DeSoc and plural network goods
DeSoc’s new vision for social substrate also creates a new kind of ownership called plural network goods. Conceptually, this extends beyond what we are seeing today with innovations like non-fungible tokens (NFTs) or ownership of digital assets, which are both just new ways of owning things under an old model.
Plural network goods, like identity, exist on a spectrum. Right now, in the digital world, there are two ownership models. Either you own something completely or goods and services are open and not owned by anyone.
But what if there was a middle way? A way that enables degrees of ownership for digital goods and services (or even digital representations of physical goods and services) that could be easily transferred and traded, but with a clear delineation and path of who owns what?
A simpler way to think about this is that right now digital goods are either owned or not, but plural network goods make it possible to rent things, sublease, or even create new kinds of business models like Airbnb or Uber but for digital goods and services.
The basis of plural network goods again comes back to the primitives of decentralization — permissionless access and smart contracts — that enable new kinds of ownership, which in turn open up new kinds of economic and market activity.
Plural network goods will extend the limitations of current digital ownership and also give options and opportunities to combat the push toward monopolized ownership. The internet shouldn’t be some kind of hierarchal structure owned by a few and used by all. Instead, it should be owned by the people creating and contributing to it.
Key DeSoc takeaways
The term DeSoc might be more of a distraction than a helper, but the concept makes sense when you start to think about how the internet works now and some of the true value propositions enabled by digital currencies and permissionless networks (aka, open money).

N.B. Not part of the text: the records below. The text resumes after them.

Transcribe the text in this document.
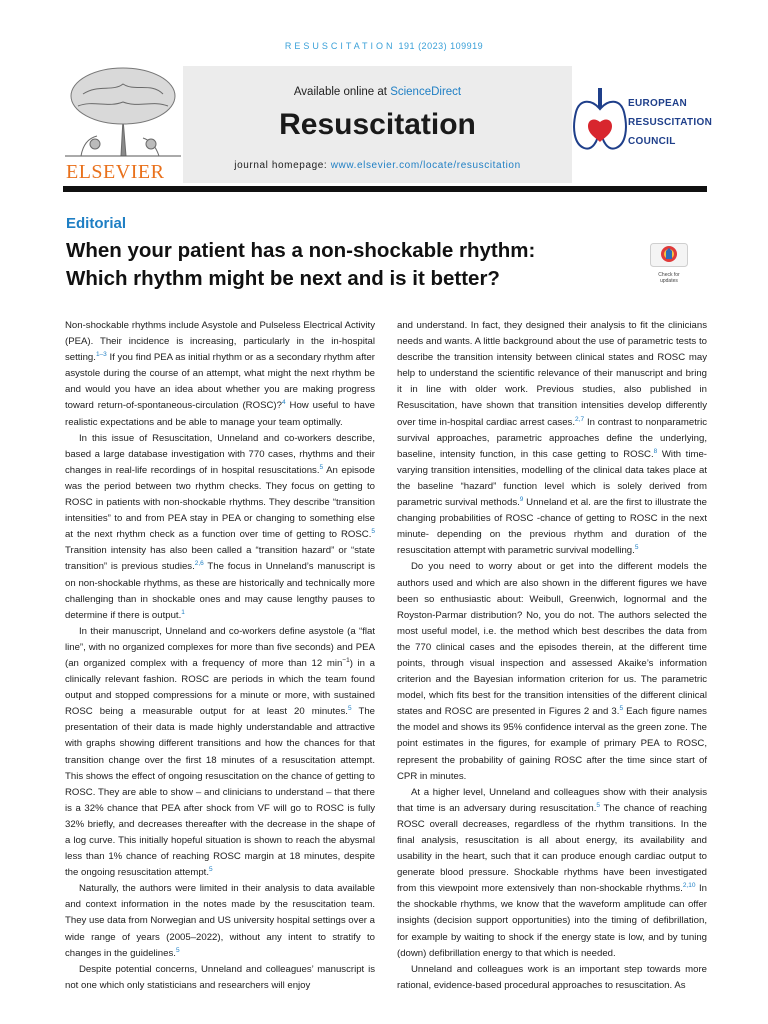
RESUSCITATION 191 (2023) 109919
ELSEVIER
Available online at ScienceDirect
Resuscitation
journal homepage: www.elsevier.com/locate/resuscitation
EUROPEAN
RESUSCITATION
COUNCIL
Editorial
When your patient has a non-shockable rhythm:
Which rhythm might be next and is it better?	Check for
updates

Non-shockable rhythms include Asystole and Pulseless Electrical Activity (PEA). Their incidence is increasing, particularly in the in-hospital setting.$^{1-3}$ If you find PEA as initial rhythm or as a secondary rhythm after asystole during the course of an attempt, what might the next rhythm be and would you have an idea about whether you are making progress toward return-of-spontaneous-circulation (ROSC)?$^4$ How useful to have realistic expectations and be able to manage your team optimally.

In this issue of Resuscitation, Unneland and co-workers describe, based a large database investigation with 770 cases, rhythms and their changes in real-life recordings of in hospital resuscitations.$^5$ An episode was the period between two rhythm checks. They focus on getting to ROSC in patients with non-shockable rhythms. They describe “transition intensities” to and from PEA stay in PEA or changing to something else at the next rhythm check as a function over time of getting to ROSC.$^5$ Transition intensity has also been called a “transition hazard” or “state transition” is previous studies.$^{2,6}$ The focus in Unneland’s manuscript is on non-shockable rhythms, as these are historically and technically more challenging than in shockable ones and may cause lengthy pauses to determine if there is output.$^1$

In their manuscript, Unneland and co-workers define asystole (a “flat line”, with no organized complexes for more than five seconds) and PEA (an organized complex with a frequency of more than 12 min$^{-1}$) in a clinically relevant fashion. ROSC are periods in which the team found output and stopped compressions for a minute or more, with sustained ROSC being a measurable output for at least 20 minutes.$^5$ The presentation of their data is made highly understandable and attractive with graphs showing different transitions and how the chances for that transition change over the first 18 minutes of a resuscitation attempt. This shows the effect of ongoing resuscitation on the chance of getting to ROSC. They are able to show – and clinicians to understand – that there is a 32% chance that PEA after shock from VF will go to ROSC is fully 32% briefly, and decreases thereafter with the decrease in the shape of a log curve. This initially hopeful situation is shown to reach the abysmal less than 1% chance of reaching ROSC margin at 18 minutes, despite the ongoing resuscitation attempt.$^5$

Naturally, the authors were limited in their analysis to data available and context information in the notes made by the resuscitation team. They use data from Norwegian and US university hospital settings over a wide range of years (2005–2022), without any intent to stratify to changes in the guidelines.$^5$

Despite potential concerns, Unneland and colleagues’ manuscript is not one which only statisticians and researchers will enjoy

and understand. In fact, they designed their analysis to fit the clinicians needs and wants. A little background about the use of parametric tests to describe the transition intensity between clinical states and ROSC may help to understand the scientific relevance of their manuscript and bring it in line with older work. Previous studies, also published in Resuscitation, have shown that transition intensities develop differently over time in-hospital cardiac arrest cases.$^{2,7}$ In contrast to nonparametric survival approaches, parametric approaches define the underlying, baseline, intensity function, in this case getting to ROSC.$^8$ With time-varying transition intensities, modelling of the clinical data takes place at the baseline “hazard” function level which is solely derived from parametric survival methods.$^9$ Unneland et al. are the first to illustrate the changing probabilities of ROSC -chance of getting to ROSC in the next minute- depending on the previous rhythm and duration of the resuscitation attempt with parametric survival modelling.$^5$

Do you need to worry about or get into the different models the authors used and which are also shown in the different figures we have been so enthusiastic about: Weibull, Greenwich, lognormal and the Royston-Parmar distribution? No, you do not. The authors selected the most useful model, i.e. the method which best describes the data from the 770 clinical cases and the episodes therein, at the different time points, through visual inspection and assessed Akaike’s information criterion and the Bayesian information criterion for us. The parametric model, which fits best for the transition intensities of the different clinical states and ROSC are presented in Figures 2 and 3.$^5$ Each figure names the model and shows its 95% confidence interval as the green zone. The point estimates in the figures, for example of primary PEA to ROSC, represent the probability of gaining ROSC after the time since start of CPR in minutes.

At a higher level, Unneland and colleagues show with their analysis that time is an adversary during resuscitation.$^5$ The chance of reaching ROSC overall decreases, regardless of the rhythm transitions. In the final analysis, resuscitation is all about energy, its availability and usability in the heart, such that it can produce enough cardiac output to generate blood pressure. Shockable rhythms have been investigated from this viewpoint more extensively than non-shockable rhythms.$^{2,10}$ In the shockable rhythms, we know that the waveform amplitude can offer insights (decision support opportunities) into the timing of defibrillation, for example by waiting to shock if the energy state is low, and by tuning (down) defibrillation energy to that which is needed.

Unneland and colleagues work is an important step towards more rational, evidence-based procedural approaches to resuscitation. As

I’ve been writing about crypto, decentralization, and web3 for long enough to know that it's important to take a long view of these things. Years ago, decentralized social media was all very hypothetical. Today, I’m going to share this newsletter on a decentralized social media channel.
A few years ago, the concept of decentralized physical infrastructure didn’t exist. Today, people are building real products and services that fit the DePin model. The point is, this stuff takes a while. And a shift as large as a decentralized society will likely take time.
Nonetheless, when you think about the challenges of the future and the future of the internet, a more malleable (but robust) way of expressing identity and new ways of owning digital goods both make sense.
There are a bunch of interesting frameworks or ideas related to how to best handle decentralized digital identity and ownership, like the soul token idea mentioned at the top, and we’ll get to those in the future.